Join Date: May 2006
This gap is very probably the result of the gonjo having come loose and then being replaced by somebody who did not understand how to do the job.
There are several ways to fix a gonjo in place, the best is to use a tiny key that is hammered into a keyway that has been cut into the hole in the gonjo.
Another way is to leave a step protruding around the base of the pesi, to fit the gonjo it is put in place and a small punch used to hammer down the step and tighten it.
Another common method of tightening the fit of the gonjo is to make it just a little less than a press fit, heating it, and fitting while still hot, in effect, a heat shrink fit.

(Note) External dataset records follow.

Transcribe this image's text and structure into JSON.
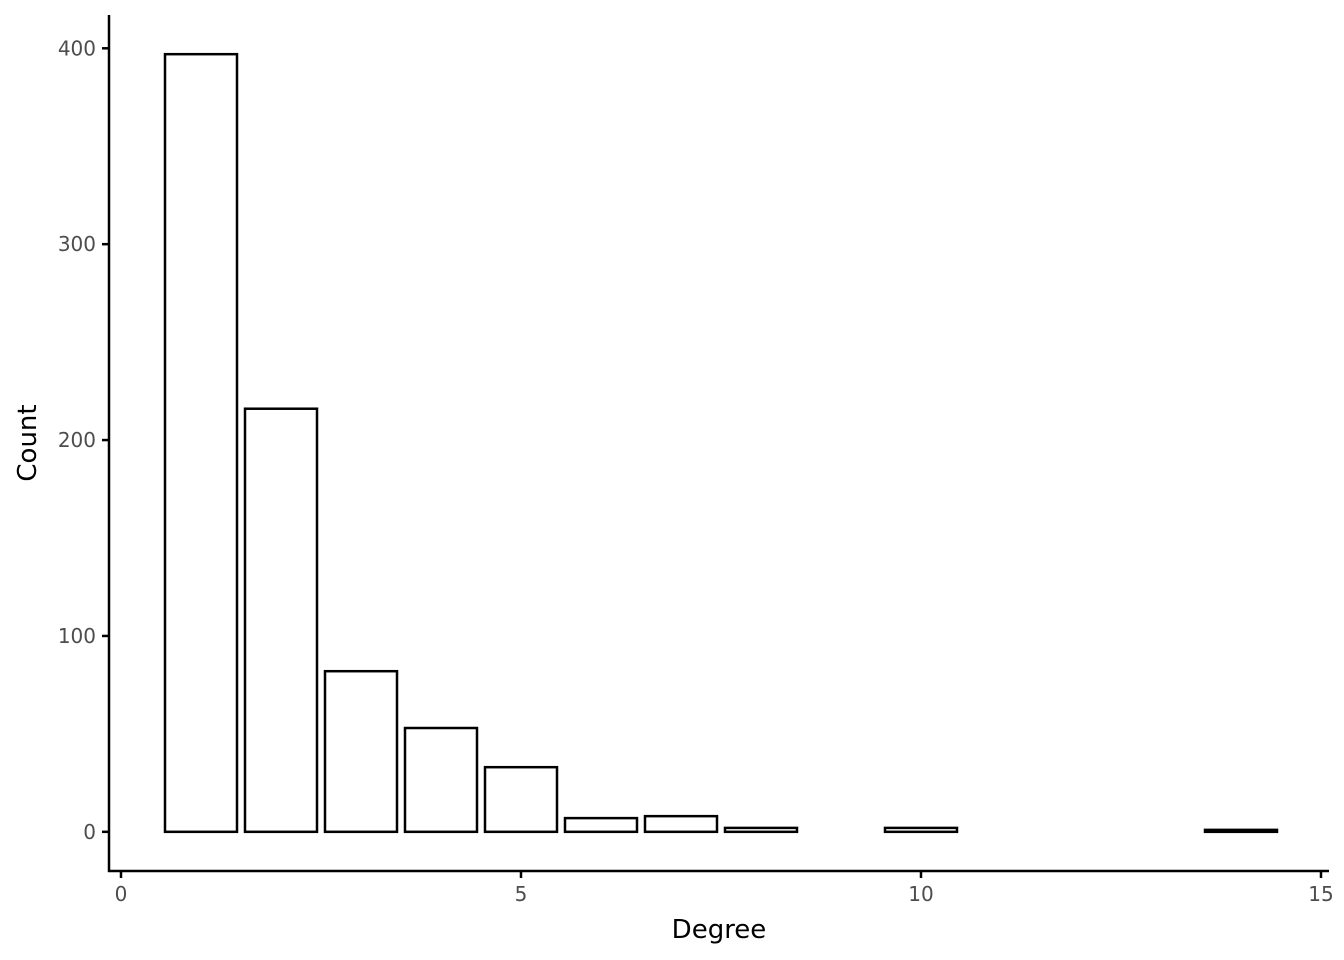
{
  "chart_data": {
    "type": "bar",
    "title": "",
    "xlabel": "Degree",
    "ylabel": "Count",
    "x": [
      1,
      2,
      3,
      4,
      5,
      6,
      7,
      8,
      10,
      14
    ],
    "values": [
      397,
      216,
      82,
      53,
      33,
      7,
      8,
      2,
      2,
      1
    ],
    "xlim": [
      -0.15,
      15.1
    ],
    "ylim": [
      -20,
      417
    ],
    "xticks": [
      0,
      5,
      10,
      15
    ],
    "xtick_labels": [
      "0",
      "5",
      "10",
      "15"
    ],
    "yticks": [
      0,
      100,
      200,
      300,
      400
    ],
    "ytick_labels": [
      "0",
      "100",
      "200",
      "300",
      "400"
    ],
    "bar_width": 0.9,
    "grid": false,
    "legend": "none",
    "colors": {
      "bar_fill": "#ffffff",
      "bar_stroke": "#000000",
      "tick_text": "#4d4d4d"
    }
  }
}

Perhaps the most common method with blades of less than premium quality is to make the gonjo a cold press fit and then use a punch to punch around the pesi hole, thus tightening the gonjo.
When a gonjo comes loose, most people who do not understand how keris are put together, and particularly those who want a quick result so they can get on with the business of selling the keris, just put the gonjo in place and tighten it by punching down the metal around the pesi. This has the effect of causing the gonjo to rise away from the neat fit it should have, it will fit close to the wilah and pesi in the middle, and rise at the ends, or sometimes only one end.
The base of most keris blades, including the pesi is usually soft, heat treatment should extend no further than the tip of a sogokan, and often is only the first couple of inches of a blade.
Gavin, the reason for the gap is not societal nor cultural, it is pure ignorance and/or laziness.